Son of Sea and Steel

by heartbeatslows



Category: Six of Crows Series - Leigh Bardugo
Genre: Canon Compliant, F/M, Future Fic, M/M, gruff mentor character tries not to love, no on-screen lesbians but the vibes are there, terfs need not apply
Language: English
Status: In-Progress
Published: 2019-12-30
Updated: 2019-12-30
Packaged: 2021-02-27 03:19:14
Rating: General Audiences
Warnings: No Archive Warnings Apply
Chapters: 2
Words: 2,386
Publisher: archiveofourown.org
Story URL: https://archiveofourown.org/works/22030153
Author URL: https://archiveofourown.org/users/heartbeatslows/pseuds/heartbeatslows
Summary: Fifteen years after the events of Six of Crows, Kaz has control of the city of Ketterdam and Inej and her crew rule the seas.  However, when Inej's son comes to Kaz demanding his help freeing his mother from prison, Kaz is forced to tolerate this small, different version of the woman he loves.  And the kid doesn't know that Kaz knows he's hiding something.Written for the 2019 Grishaverse Big Bang.
Relationships: Jesper Fahey/Wylan Van Eck, Kaz Brekker/Inej Ghafa
Kudos: 136





	1. Prologue

Kaz held her in his gaze, his every sense taking note of her: he watched her like her actions were the last thing he would ever see. For once, he wasn’t watching his back, wasn’t waiting for some long-ago score to settle itself against him. For once, he was looking forward.

Inej tied her loose shirt around her waist, the billowing blouse of a seafarer, tied with the sashes of a woman who moved like the sea itself. She moved languorously, permitting Kaz his attention. She would be gone for longer than usual this time, and Kaz felt his mind spinning into a frenzy, wild ideas constructing themselves to keep her here. He could offer her crew another captain. He could take out all the slavers on the seas on his own, stamp out every injustice wreaked upon the waters. He could buy her things.

Finally, fatefully, Inej’s slender fingers withdrew from the ties of the fabric. Kaz took her hand in his, her touch on his skin so light as to be imagined. But for these and only these few days of a year that seemed to stretch interminably long, Kaz was not imagining Inej. He touched his lips to her knuckle, kissing each one, then kissing the palm of her hand, too. She came in closer to him, and he all but laid his forehead against hers.

“Come back,” he whispered, and he could feel the ache in his heart worsening, as though she had already left.

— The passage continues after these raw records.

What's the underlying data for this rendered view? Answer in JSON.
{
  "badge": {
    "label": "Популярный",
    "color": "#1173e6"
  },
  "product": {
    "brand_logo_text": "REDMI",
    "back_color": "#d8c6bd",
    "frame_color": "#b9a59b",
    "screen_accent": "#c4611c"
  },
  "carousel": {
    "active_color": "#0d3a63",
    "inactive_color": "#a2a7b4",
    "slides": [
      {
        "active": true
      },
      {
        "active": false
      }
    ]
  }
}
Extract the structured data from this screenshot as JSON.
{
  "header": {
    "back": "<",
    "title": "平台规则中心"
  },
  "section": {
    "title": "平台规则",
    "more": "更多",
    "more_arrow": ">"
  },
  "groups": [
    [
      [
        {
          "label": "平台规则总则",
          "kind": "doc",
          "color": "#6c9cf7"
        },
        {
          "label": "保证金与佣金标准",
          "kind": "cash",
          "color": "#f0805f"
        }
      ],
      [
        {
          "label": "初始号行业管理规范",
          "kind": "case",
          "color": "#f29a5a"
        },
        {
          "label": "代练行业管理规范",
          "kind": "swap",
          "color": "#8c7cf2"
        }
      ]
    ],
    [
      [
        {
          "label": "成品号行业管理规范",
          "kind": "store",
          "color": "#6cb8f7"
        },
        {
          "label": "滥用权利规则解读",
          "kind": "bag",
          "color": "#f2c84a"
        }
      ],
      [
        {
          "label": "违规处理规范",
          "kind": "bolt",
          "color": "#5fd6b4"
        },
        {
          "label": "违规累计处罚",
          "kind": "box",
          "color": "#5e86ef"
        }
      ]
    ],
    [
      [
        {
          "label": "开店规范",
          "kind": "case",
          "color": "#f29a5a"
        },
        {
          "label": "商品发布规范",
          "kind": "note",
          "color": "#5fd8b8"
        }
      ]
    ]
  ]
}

Her world was so much larger than him. She had her ship, she had her crew. She had her son. Kaz had Ketterdam, what it was and what he had made it to be, and the Dregs, but there was no other woman in the city.

“I will always come,” Inej whispered to him, her breath against his lips. “When I leave this city, I leave half of my heart.”

Kaz grabbed her hand tight. Half of her heart. The other half was on a ship somewhere, guarded by women with a fighting spirit born of brutality. He’d never seen that side, only heard about it. Ketterdam was his prize, and it was also his bride: he was beholden to this city and it to him, but Inej could never call Ketterdam hers so long as her mission went incomplete. That was what they’d agreed on; it was how they’d lived, now, for over a decade.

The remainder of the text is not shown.